There's too much going on in sour beers for them to be good over 7%. You can't get the depth and richness of an imperial stout in a 5% stout, but you sure as hell can get a huge flavorful 5% lambic. I think there's also something to do with the typical dryness and low finishing gravity of sours that don't play well with high abv. Big stouts and barleywines all finish so much higher than sours so there is some sweetness to balance the heat. High abv sour that finished at 1.000 will probably just taste like cheap vodka.

This for sure.

I'm also sensitive to the "nail polish remover" (acetone?) that are in some sours. I'm not sure if it's coincidence, but most of the higher-abv sours I've tried have had heavier acetone notes. Even from Allagash, who still make some of the best sours in the Country IMO.
 
There's too much going on in sour beers for them to be good over 7%. You can't get the depth and richness of an imperial stout in a 5% stout, but you sure as hell can get a huge flavorful 5% lambic. I think there's also something to do with the typical dryness and low finishing gravity of sours that don't play well with high abv. Big stouts and barleywines all finish so much higher than sours so there is some sweetness to balance the heat. High abv sour that finished at 1.000 will probably just taste like cheap vodka.

This for sure.

I'm also sensitive to the "nail polish remover" (acetone?) that are in some sours. I'm not sure if it's coincidence, but most of the higher-abv sours I've tried have had heavier acetone notes. Even from Allagash, who still make some of the best sours in the Country IMO.

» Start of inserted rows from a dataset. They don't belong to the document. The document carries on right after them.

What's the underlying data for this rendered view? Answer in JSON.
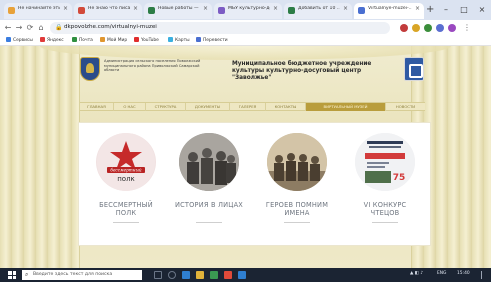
{
  "browser": {
    "tabs": [
      {
        "label": "Не начинайте эти обр...",
        "color": "#e8a23a",
        "active": false
      },
      {
        "label": "Не знаю что писать сл...",
        "color": "#d24a3a",
        "active": false
      },
      {
        "label": "Новые работы — ...",
        "color": "#2d7d46",
        "active": false
      },
      {
        "label": "МБУ культурно-дос...",
        "color": "#7c5cc4",
        "active": false
      },
      {
        "label": "Добавить от 10 ...",
        "color": "#2d7d46",
        "active": false
      },
      {
        "label": "Virtualnye-muzei-...",
        "color": "#4a6fd1",
        "active": true
      }
    ],
    "new_tab": "+",
    "window_controls": [
      "–",
      "□",
      "×"
    ],
    "url": "dkpovolzhe.com/virtualnyi-muzei",
    "nav": {
      "back": "←",
      "forward": "→",
      "reload": "⟳",
      "home": "⌂"
    },
    "toolbar_icon_colors": [
      "#c23b3b",
      "#d9a526",
      "#3b8e3b",
      "#5b6fd1",
      "#9a49c0"
    ],
    "bookmarks": [
      {
        "label": "Сервисы",
        "color": "#3b7de0"
      },
      {
        "label": "Яндекс",
        "color": "#e03b3b"
      },
      {
        "label": "Почта",
        "color": "#2f8f3f"
      },
      {
        "label": "Мой Мир",
        "color": "#e0962f"
      },
      {
        "label": "YouTube",
        "color": "#e02d2d"
      },
      {
        "label": "Карты",
        "color": "#3bb0e0"
      },
      {
        "label": "Перевести",
        "color": "#4a6fd1"
      }
    ]
  },
  "site": {
    "admin_text": "Администрация сельского поселения Поволжский муниципального района Приволжский Самарской области",
    "institution_name": "Муниципальное бюджетное учреждение культуры культурно-досуговый центр \"Заволжье\"",
    "menu": [
      {
        "label": "ГЛАВНАЯ",
        "active": false
      },
      {
        "label": "О НАС",
        "active": false
      },
      {
        "label": "СТРУКТУРА",
        "active": false
      },
      {
        "label": "ДОКУМЕНТЫ",
        "active": false
      },
      {
        "label": "ГАЛЕРЕЯ",
        "active": false
      },
      {
        "label": "КОНТАКТЫ",
        "active": false
      },
      {
        "label": "ВИРТУАЛЬНЫЙ МУЗЕЙ",
        "active": true
      },
      {
        "label": "НОВОСТИ",
        "active": false
      }
    ],
    "cards": [
      {
        "label": "БЕССМЕРТНЫЙ ПОЛК",
        "logo_text": "полк",
        "logo_script": "бессмертный"
      },
      {
        "label": "ИСТОРИЯ В ЛИЦАХ"
      },
      {
        "label": "ГЕРОЕВ ПОМНИМ ИМЕНА"
      },
      {
        "label": "VI КОНКУРС ЧТЕЦОВ",
        "poster_number": "75"
      }
    ],
    "accent_color": "#b99d3c"
  },
  "taskbar": {
    "search_placeholder": "Введите здесь текст для поиска",
    "tray_text": "ENG",
    "clock": "15:40",
    "app_colors": [
      "#6b7688",
      "#6b7688",
      "#2f7fd1",
      "#e0b23a",
      "#3a9a52",
      "#e04a3a",
      "#2f7fd1"
    ]
  }
}
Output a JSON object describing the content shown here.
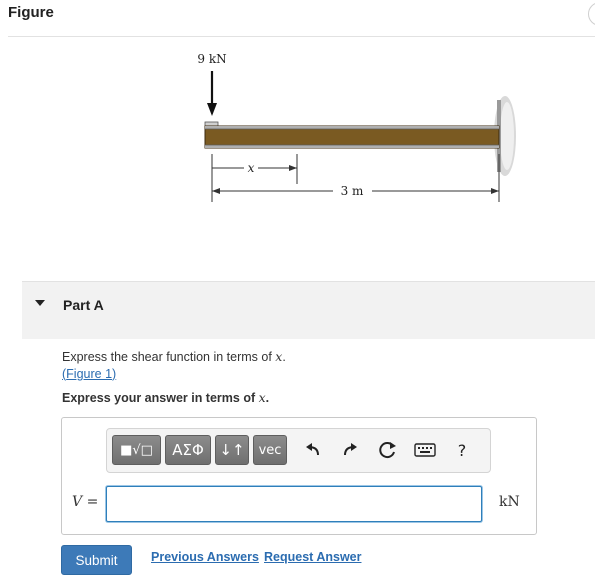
{
  "figure": {
    "title": "Figure",
    "load_label": "9 kN",
    "x_label": "x",
    "length_label": "3 m"
  },
  "part": {
    "label": "Part A"
  },
  "question": {
    "text_prefix": "Express the shear function in terms of ",
    "var": "x",
    "text_suffix": ".",
    "link_open": "(",
    "link_text": "Figure 1",
    "link_close": ")"
  },
  "instruction": {
    "prefix": "Express your answer in terms of ",
    "var": "x",
    "suffix": "."
  },
  "toolbar": {
    "templates_label": "■√□",
    "symbols_label": "ΑΣΦ",
    "sub_sup_label": "↓↑",
    "vec_label": "vec",
    "undo_icon": "undo-icon",
    "redo_icon": "redo-icon",
    "reset_icon": "reset-icon",
    "keyboard_icon": "keyboard-icon",
    "help_label": "?"
  },
  "answer": {
    "variable": "V",
    "equals": " =",
    "value": "",
    "unit": "kN"
  },
  "actions": {
    "submit_label": "Submit",
    "previous_answers_label": "Previous Answers",
    "request_answer_label": "Request Answer"
  }
}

Maybe it's intentional...maybe...

And maybe I'm overly cynical with this brewery, but I just can't shake the feeling that the high ABV is just more evidence that this guy doesn't really know what he's doing. Like maybe his beers are finishing drier than he intends or something? Or he's taking beers that he's already ****** up and then souring them after the fact? Why in the hell would you intentionally brew these styles with a starting gravity that will result in ******* 10%?

I just can't logically come to the conclusion that it's being done on purpose.